Teaching Our Children to Pray

We all know in our hearts how very important it is that we teach our children to pray… but how are we actually doing so?

The Bible tells us that we are to “pray without ceasing”; that we should pray all throughout the day, not only at a designated prayer time.

child praying

We are to talk to the Lord as we are going about our daily business, asking Him for His help, thanking Him for hearing our prayers, and lifting up burdens of our own and for others.

Would you say that your children are witnessing this sort of prayer life in your own home?

When our children are little, like under 2 1/2 years old, teaching them a little prayer to say is a great way to begin teaching them to talk to the Lord.

When my daughter was around this age, her first prayer learned was, “Thank you, Jesus, for this food. Amen.” I felt like this was more meaningful than the “God is great, God is good…” mealtime prayer.

As she has grown older, and her understanding has broadened, her prayers have become more meaningful and more her own.

Sometimes she might pray for healing for a “sick” stuffed bear, or something silly like that.

But you know what, that’s okay! She is learning to trust in the Lord for the concerns of her heart, and that is exactly what I want to encourage: Prayers from her heart.

But I would say that if you are wanting to teach your child to pray, it is not enough to simply recite a sweet, poetic little prayer at dinner and bedtime.

Teaching our children to pray, to truly speak to the Lord from the burdens of their heart, is so much deeper than a few memorized lines.

We have all heard that the best way to teach is by example; truly that is the key. Our children watch us when we think they are preoccupied with their toys.

They hear us when we assume we are alone. And they examine, yes, even mimic the way that we react in trying situations. So first we have to examine our own hearts and actions before we can begin to teach our children the ways of the Lord. For as we do, so will they.

Teaching your children to have a heart of prayer will come as they watch you in your prayer life, and hear the concerns of your heart being poured out to the Lord.

They will see and begin experiencing the power of prayer when they hear your praises to the Lord for prayers answered, and see the joy on your face as you explain to them and others what the Lord has done.

Do not be afraid to appear vulnerable in front of your children.
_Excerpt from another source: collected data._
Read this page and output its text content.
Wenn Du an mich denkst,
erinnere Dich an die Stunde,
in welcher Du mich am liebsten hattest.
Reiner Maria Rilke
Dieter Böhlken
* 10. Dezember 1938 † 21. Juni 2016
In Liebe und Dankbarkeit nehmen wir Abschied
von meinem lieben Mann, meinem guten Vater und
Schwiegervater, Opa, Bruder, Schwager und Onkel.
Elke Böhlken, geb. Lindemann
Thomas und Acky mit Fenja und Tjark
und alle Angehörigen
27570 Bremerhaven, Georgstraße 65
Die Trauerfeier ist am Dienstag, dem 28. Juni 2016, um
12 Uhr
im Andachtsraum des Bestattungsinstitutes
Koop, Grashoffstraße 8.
When they see you humble yourself before the Lord, you are teaching them that it is okay for us to lean on Him when we are weak.

And then as you thank the Lord for hearing and answering your prayer, even before your answer has arrived, they will see your strength in Him, and begin to understand the power of coming to the Father in prayer.

So, I ask you today, as you go about your business and every day activities, pray that the Lord helps you to have a fervent heart of prayer. As you are washing the dishes, lift someone up in prayer.

When you pass an accident scene on the side of the highway, pray out loud for the victims and the paramedics. When you can’t get your car started, or that certain gadget wont work, pray that the Lord will help you.

And when your child asks you who you are talking to, or what are you saying, you now have the perfect opportunity to explain to them the importance of talking with the Lord in every situation.

When your children begin to see this in you every day, in time you will be blessed to see them learn to call upon the Lord throughout the day for their own burdens. And when they do, encourage them, and assure them of the power of their prayers.

5 thoughts on “Teaching Our Children to Pray”

  1. It’s good to teach your children to pray for their sick friends, things they want, before meals/bedtime etc. but don’t forget the “thank you” prayers throughout the day also. “Thank you, God, for doctors/firemen/friends that stood up for me/courage to do the right thing when it would have been convenient not to/etc.”

    I am reminded of the 10 lepers of the Bible who requested healing and received it, but only one turned back to Jesus to thank Him. Cultivating a thankful spirit in our children (and ourselves!) will make life more pleasant, especially when we realize how much we have been blessed.

    And Kama, you are doing the right thing with your 8-week old son. I know I felt a little foolish the first few times I put my newborn to bed with a prayer; after all she couldn’t understand or participate. The first time she ate solid food we said a table prayer.(Don’t ever be afraid to say a blessing when eating at restaurants either; it is a witness to those who may have forgotten to be thankful.) These things became a habit she continues today as a college student. A child that grows up hearing his mother pray will learn to pray too.


  2. Thank you for the encouragement. I have an 8 week old son and need to begin this now!
    On a side note, Sandra is my great friend and I didn’t even know that she read this blog! 🙂

  3. Our 3 yo’s prayers have seemed quick and repetitious lately, “Dear God, helpuseatthisfood, Amen.” But maybe mine have been quick and repetitious too! Thanks for the encouragement!